Forexpros – Asian stock markets retreated on Tuesday, following a report showing China’s trade balance swung to an unexpected surplus last month, while shares in Japan erased gains after the Bank of Japan failed to provide fresh stimulus measures.

During late Asian trade, Hong Kong’s Hang Seng Index slumped 0.9%, Australia’s ASX/200 Index fell 0.65%, while Japan’s Nikkei 225 Index dipped 0.15%.

China’s trade balance swung to a surprise surplus of USD5.3 billion in March from a deficit of USD31.5 in the previous month, as import growth came in below expectations, official data showed earlier.

Economists had expected the trade deficit to narrow to USD1.3 billion in March.

The report said that exports rose by 8.9% in March from a year earlier, above expectations for a 7.0% increase but slowing significantly from export growth of 18.4% in the same month a year earlier.

Imports rose 5.3% from a year earlier, below expectations for a 9.0% increase and decelerating sharply from imports of 39.6% in March of last year.

Slowing imports suggest some exports slowdown in coming months as well as a domestic slowdown.

Market players have been searching for clues in regards to Chinese growth prospects amid fears the country is headed towards a ‘hard landing’.

A deeper slowdown in China, the world’s second biggest economy, would impair a global expansion that is already faltering because of the implementation of harsh austerity measures in Europe.

The Asian nation is set to release government data on the size of its economy on Friday. On Monday, official data showed that consumer price inflation in China accelerated by 3.6% in March, up from 3.2% in February and above expectations for a 3.3% increase.

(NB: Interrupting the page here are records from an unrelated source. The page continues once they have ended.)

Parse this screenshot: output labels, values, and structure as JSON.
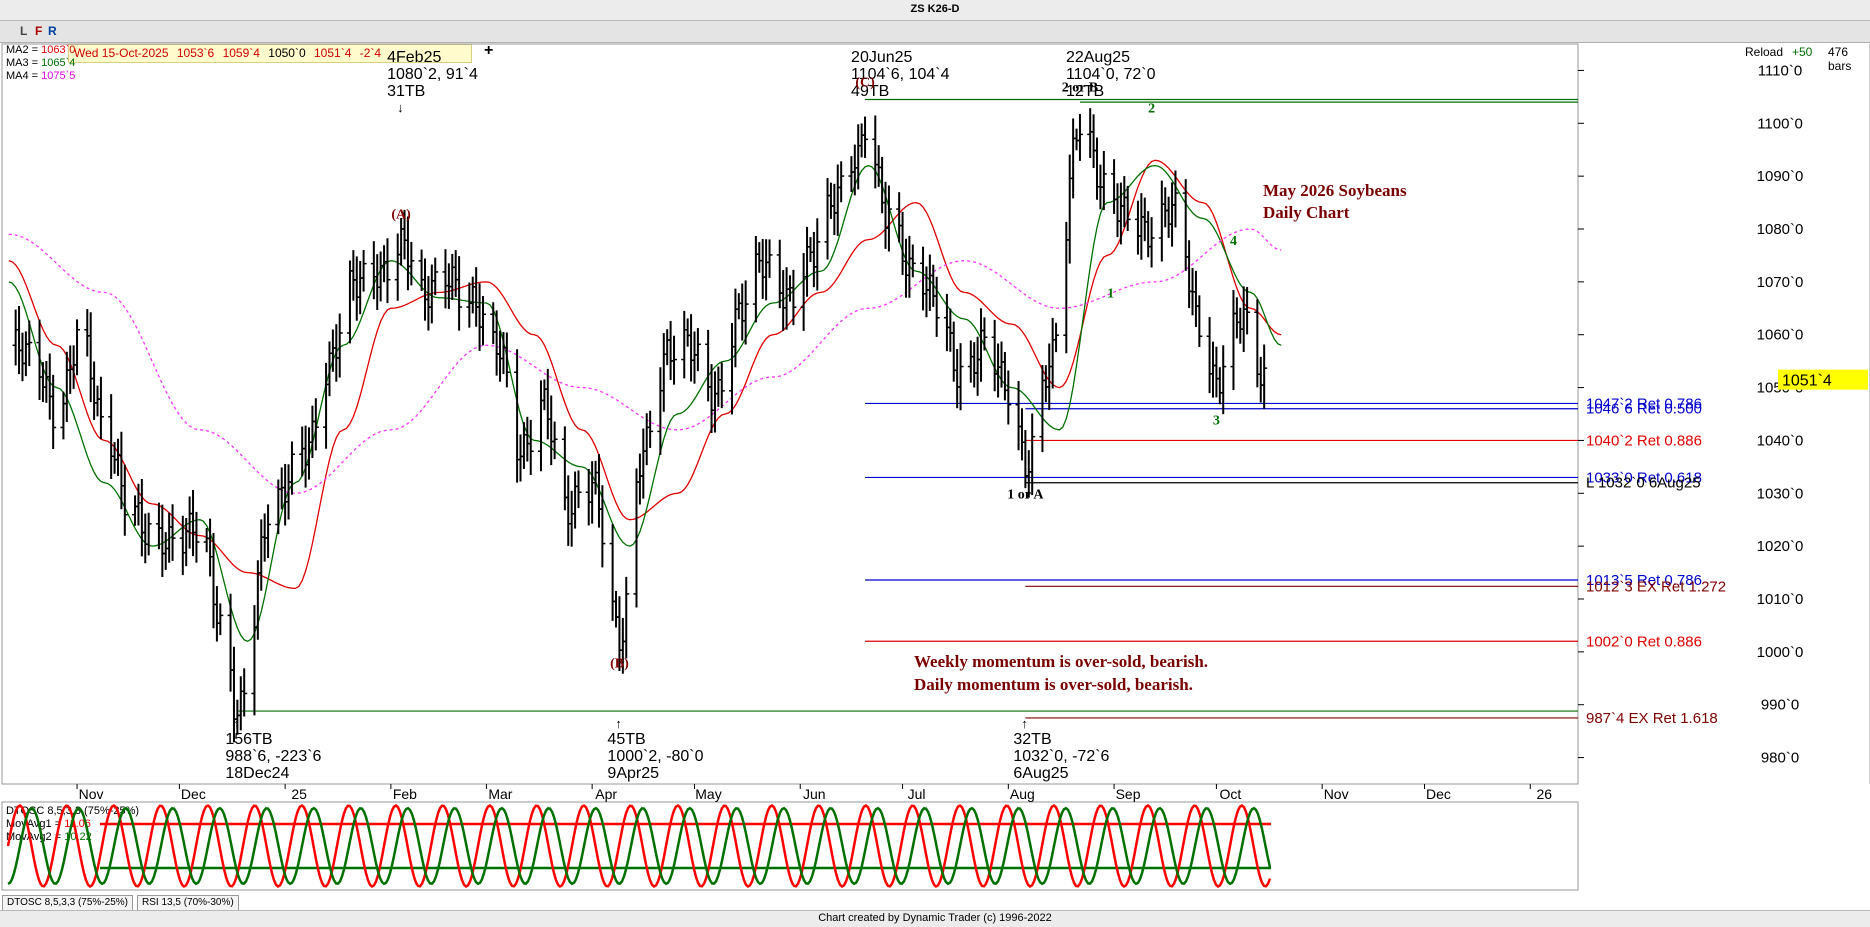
{
  "title": "ZS K26-D",
  "toolbar": {
    "btn_l": "L",
    "btn_f": "F",
    "btn_r": "R",
    "date": "Wed 15-Oct-2025",
    "open": "1053`6",
    "high": "1059`4",
    "low": "1050`0",
    "close": "1051`4",
    "change": "-2`4",
    "plus": "+",
    "reload": "Reload",
    "plus50": "+50",
    "bars": "476 bars"
  },
  "ma_legend": [
    {
      "name": "MA2",
      "value": "1063`0",
      "color": "#e00000"
    },
    {
      "name": "MA3",
      "value": "1065`4",
      "color": "#007000"
    },
    {
      "name": "MA4",
      "value": "1075`5",
      "color": "#e000e0"
    }
  ],
  "colors": {
    "bars": "#000000",
    "ma_fast": "#e00000",
    "ma_mid": "#007000",
    "ma_slow": "#ff33ff",
    "ret_blue": "#0000cc",
    "ret_red": "#e00000",
    "ret_maroon": "#800000",
    "ret_green": "#007000",
    "note": "#7a0000",
    "osc_red": "#ff0000",
    "osc_green": "#007000"
  },
  "chart_data": {
    "type": "line",
    "ylim": [
      975,
      1115
    ],
    "y_ticks": [
      980,
      990,
      1000,
      1010,
      1020,
      1030,
      1040,
      1050,
      1060,
      1070,
      1080,
      1090,
      1100,
      1110
    ],
    "y_tick_labels": [
      "980`0",
      "990`0",
      "1000`0",
      "1010`0",
      "1020`0",
      "1030`0",
      "1040`0",
      "1050`0",
      "1060`0",
      "1070`0",
      "1080`0",
      "1090`0",
      "1100`0",
      "1110`0"
    ],
    "x_range": [
      "2024-10-10",
      "2026-01-15"
    ],
    "month_ticks": [
      {
        "date": "2024-11-01",
        "label": "Nov"
      },
      {
        "date": "2024-12-01",
        "label": "Dec"
      },
      {
        "date": "2025-01-01",
        "label": "25"
      },
      {
        "date": "2025-02-01",
        "label": "Feb"
      },
      {
        "date": "2025-03-01",
        "label": "Mar"
      },
      {
        "date": "2025-04-01",
        "label": "Apr"
      },
      {
        "date": "2025-05-01",
        "label": "May"
      },
      {
        "date": "2025-06-01",
        "label": "Jun"
      },
      {
        "date": "2025-07-01",
        "label": "Jul"
      },
      {
        "date": "2025-08-01",
        "label": "Aug"
      },
      {
        "date": "2025-09-01",
        "label": "Sep"
      },
      {
        "date": "2025-10-01",
        "label": "Oct"
      },
      {
        "date": "2025-11-01",
        "label": "Nov"
      },
      {
        "date": "2025-12-01",
        "label": "Dec"
      },
      {
        "date": "2026-01-01",
        "label": "26"
      }
    ],
    "series": [
      {
        "color": "#000000",
        "style": "ohlc-bars",
        "x": [
          "2024-10-12",
          "2024-10-19",
          "2024-10-26",
          "2024-11-02",
          "2024-11-09",
          "2024-11-16",
          "2024-11-23",
          "2024-11-30",
          "2024-12-07",
          "2024-12-14",
          "2024-12-18",
          "2024-12-28",
          "2025-01-07",
          "2025-01-14",
          "2025-01-21",
          "2025-01-28",
          "2025-02-04",
          "2025-02-11",
          "2025-02-18",
          "2025-02-25",
          "2025-03-04",
          "2025-03-11",
          "2025-03-18",
          "2025-03-25",
          "2025-04-01",
          "2025-04-09",
          "2025-04-16",
          "2025-04-23",
          "2025-04-30",
          "2025-05-07",
          "2025-05-14",
          "2025-05-21",
          "2025-05-28",
          "2025-06-04",
          "2025-06-11",
          "2025-06-18",
          "2025-06-20",
          "2025-06-27",
          "2025-07-04",
          "2025-07-11",
          "2025-07-18",
          "2025-07-25",
          "2025-08-01",
          "2025-08-06",
          "2025-08-13",
          "2025-08-22",
          "2025-08-29",
          "2025-09-05",
          "2025-09-12",
          "2025-09-19",
          "2025-09-26",
          "2025-10-01",
          "2025-10-08",
          "2025-10-15"
        ],
        "y": [
          1058,
          1054,
          1046,
          1062,
          1040,
          1028,
          1024,
          1020,
          1022,
          1005,
          990,
          1025,
          1040,
          1055,
          1068,
          1072,
          1079,
          1066,
          1070,
          1068,
          1058,
          1036,
          1048,
          1028,
          1030,
          1003,
          1040,
          1055,
          1057,
          1050,
          1064,
          1072,
          1068,
          1076,
          1084,
          1093,
          1101,
          1084,
          1070,
          1066,
          1054,
          1058,
          1048,
          1036,
          1056,
          1098,
          1088,
          1085,
          1078,
          1083,
          1064,
          1052,
          1062,
          1051
        ]
      },
      {
        "color": "#e00000",
        "style": "ma-fast",
        "x": [
          "2024-10-12",
          "2024-10-26",
          "2024-11-09",
          "2024-11-23",
          "2024-12-07",
          "2024-12-21",
          "2025-01-04",
          "2025-01-18",
          "2025-02-01",
          "2025-02-15",
          "2025-03-01",
          "2025-03-15",
          "2025-03-29",
          "2025-04-12",
          "2025-04-26",
          "2025-05-10",
          "2025-05-24",
          "2025-06-07",
          "2025-06-21",
          "2025-07-05",
          "2025-07-19",
          "2025-08-02",
          "2025-08-16",
          "2025-08-30",
          "2025-09-13",
          "2025-09-27",
          "2025-10-11",
          "2025-10-20"
        ],
        "y": [
          1074,
          1058,
          1040,
          1028,
          1022,
          1015,
          1012,
          1042,
          1065,
          1068,
          1070,
          1060,
          1042,
          1025,
          1030,
          1045,
          1060,
          1068,
          1078,
          1085,
          1068,
          1062,
          1050,
          1075,
          1093,
          1085,
          1065,
          1060
        ]
      },
      {
        "color": "#007000",
        "style": "ma-mid",
        "x": [
          "2024-10-12",
          "2024-10-26",
          "2024-11-09",
          "2024-11-23",
          "2024-12-07",
          "2024-12-21",
          "2025-01-04",
          "2025-01-18",
          "2025-02-01",
          "2025-02-15",
          "2025-03-01",
          "2025-03-15",
          "2025-03-29",
          "2025-04-12",
          "2025-04-26",
          "2025-05-10",
          "2025-05-24",
          "2025-06-07",
          "2025-06-21",
          "2025-07-05",
          "2025-07-19",
          "2025-08-02",
          "2025-08-16",
          "2025-08-30",
          "2025-09-13",
          "2025-09-27",
          "2025-10-11",
          "2025-10-20"
        ],
        "y": [
          1070,
          1050,
          1032,
          1020,
          1025,
          1002,
          1032,
          1058,
          1074,
          1067,
          1066,
          1040,
          1035,
          1020,
          1045,
          1055,
          1066,
          1072,
          1092,
          1072,
          1063,
          1050,
          1042,
          1085,
          1092,
          1082,
          1068,
          1058
        ]
      },
      {
        "color": "#ff33ff",
        "style": "ma-slow",
        "x": [
          "2024-10-12",
          "2024-11-09",
          "2024-12-07",
          "2025-01-04",
          "2025-02-01",
          "2025-03-01",
          "2025-03-29",
          "2025-04-26",
          "2025-05-24",
          "2025-06-21",
          "2025-07-19",
          "2025-08-16",
          "2025-09-13",
          "2025-10-11",
          "2025-10-20"
        ],
        "y": [
          1079,
          1068,
          1042,
          1030,
          1042,
          1058,
          1050,
          1042,
          1052,
          1065,
          1074,
          1065,
          1070,
          1080,
          1076
        ]
      }
    ],
    "pivots": [
      {
        "x": "2025-02-04",
        "lines": [
          "4Feb25",
          "1080`2, 91`4",
          "31TB"
        ],
        "arrow": "↓",
        "position": "above"
      },
      {
        "x": "2025-06-20",
        "lines": [
          "20Jun25",
          "1104`6, 104`4",
          "49TB"
        ],
        "arrow": "",
        "position": "above"
      },
      {
        "x": "2025-08-22",
        "lines": [
          "22Aug25",
          "1104`0, 72`0",
          "12TB"
        ],
        "arrow": "",
        "position": "above"
      },
      {
        "x": "2024-12-18",
        "lines": [
          "156TB",
          "988`6, -223`6",
          "18Dec24"
        ],
        "arrow": "↑",
        "position": "below"
      },
      {
        "x": "2025-04-09",
        "lines": [
          "45TB",
          "1000`2, -80`0",
          "9Apr25"
        ],
        "arrow": "↑",
        "position": "below"
      },
      {
        "x": "2025-08-06",
        "lines": [
          "32TB",
          "1032`0, -72`6",
          "6Aug25"
        ],
        "arrow": "↑",
        "position": "below"
      }
    ],
    "wave_labels": [
      {
        "text": "(A)",
        "x": "2025-02-04",
        "y": 1082,
        "color": "#800000"
      },
      {
        "text": "(B)",
        "x": "2025-04-09",
        "y": 997,
        "color": "#800000"
      },
      {
        "text": "(C)",
        "x": "2025-06-20",
        "y": 1107,
        "color": "#800000"
      },
      {
        "text": "2 or B",
        "x": "2025-08-22",
        "y": 1106,
        "color": "#000000"
      },
      {
        "text": "1 or A",
        "x": "2025-08-06",
        "y": 1029,
        "color": "#000000"
      },
      {
        "text": "1",
        "x": "2025-08-31",
        "y": 1067,
        "color": "#007000"
      },
      {
        "text": "2",
        "x": "2025-09-12",
        "y": 1102,
        "color": "#007000"
      },
      {
        "text": "3",
        "x": "2025-10-01",
        "y": 1043,
        "color": "#007000"
      },
      {
        "text": "4",
        "x": "2025-10-06",
        "y": 1077,
        "color": "#007000"
      }
    ],
    "levels": [
      {
        "y": 1104.5,
        "label": "",
        "color": "#007000",
        "x_start": "2025-06-20"
      },
      {
        "y": 1104,
        "label": "",
        "color": "#007000",
        "x_start": "2025-08-22"
      },
      {
        "y": 1047,
        "label": "1047`2 Ret 0.786",
        "color": "#0000cc",
        "x_start": "2025-06-20"
      },
      {
        "y": 1046,
        "label": "1046`6 Ret 0.500",
        "color": "#0000cc",
        "x_start": "2025-08-06"
      },
      {
        "y": 1040,
        "label": "1040`2 Ret 0.886",
        "color": "#e00000",
        "x_start": "2025-08-06"
      },
      {
        "y": 1033,
        "label": "1033`0 Ret 0.618",
        "color": "#0000cc",
        "x_start": "2025-06-20"
      },
      {
        "y": 1032,
        "label": "L 1032`0 6Aug25",
        "color": "#000000",
        "x_start": "2025-08-06"
      },
      {
        "y": 1013.6,
        "label": "1013`5 Ret 0.786",
        "color": "#0000cc",
        "x_start": "2025-06-20"
      },
      {
        "y": 1012.4,
        "label": "1012`3 EX Ret 1.272",
        "color": "#800000",
        "x_start": "2025-08-06"
      },
      {
        "y": 1002,
        "label": "1002`0 Ret 0.886",
        "color": "#e00000",
        "x_start": "2025-06-20"
      },
      {
        "y": 988.8,
        "label": "",
        "color": "#007000",
        "x_start": "2024-12-18"
      },
      {
        "y": 987.5,
        "label": "987`4 EX Ret 1.618",
        "color": "#800000",
        "x_start": "2025-08-06"
      }
    ],
    "notes": {
      "title_line1": "May 2026 Soybeans",
      "title_line2": "Daily Chart",
      "momentum_line1": "Weekly momentum is over-sold, bearish.",
      "momentum_line2": "Daily momentum is over-sold, bearish."
    },
    "last_price": {
      "value": 1051.5,
      "label": "1051`4"
    },
    "oscillator": {
      "label": "DTOSC 8,5,3,3 (75%-25%)",
      "mov1_label": "MovAvg1 = ",
      "mov1_value": "11.06",
      "mov2_label": "MovAvg2 = ",
      "mov2_value": "10.22",
      "upper": 75,
      "lower": 25,
      "fast_color": "#ff0000",
      "slow_color": "#007000"
    }
  },
  "tabs": [
    "DTOSC 8,5,3,3 (75%-25%)",
    "RSI 13,5 (70%-30%)"
  ],
  "footer": "Chart created by Dynamic Trader  (c) 1996-2022"
}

The higher-than-expected reading dampened expectations Beijing will introduce fresh monetary easing measures in the near-term to prop up the world’s second largest economy.

Shares in Hong Kong and Australia were already under pressure as the market reopened following a four-day holiday, during which the U.S. reported slower jobs growth and China’s inflation accelerated.

Weakness in financial sector stocks weighed on both benchmarks, while Hong Kong property developers also contributed to losses on the Hang Seng.

Elsewhere, in Japan, the Nikkei turned lower after the Bank of Japan unanimously decided to keep its benchmark interest rate unchanged and made no changes to its asset-purchase program.

The yen, which strengthened slightly on the announcement, gave a lift to exporters, with automakers Toyota and Honda up 1.5% and 0.6% respectively.

On the downside, Sharp tumbled 4.3% after a Nikkei report said the electronics maker was expected to post a bigger net loss for the 2011 fiscal year than previously projected, hurt by poor sales of televisions and solar cells.

The Nikkei rallied more than 19% in the first three months of the year, buoyed in large part by an unexpected easing announcement by the BoJ in February, but the index has fallen nearly 6% since the start of April.

Looking ahead, European stock markets were set to open sharply lower, as markets return from a four-day holiday.

The EURO STOXX 50 futures pointed to a loss of 1.25%, France’s CAC 40 futures dropped 1.45%, London’s FTSE 100 futures retreated 0.85%, while Germany’s DAX futures pointed to a drop of 1.15% at the open.

Later in the day, the euro zone was to publish data on investor confidence while France was to release official data on industrial production.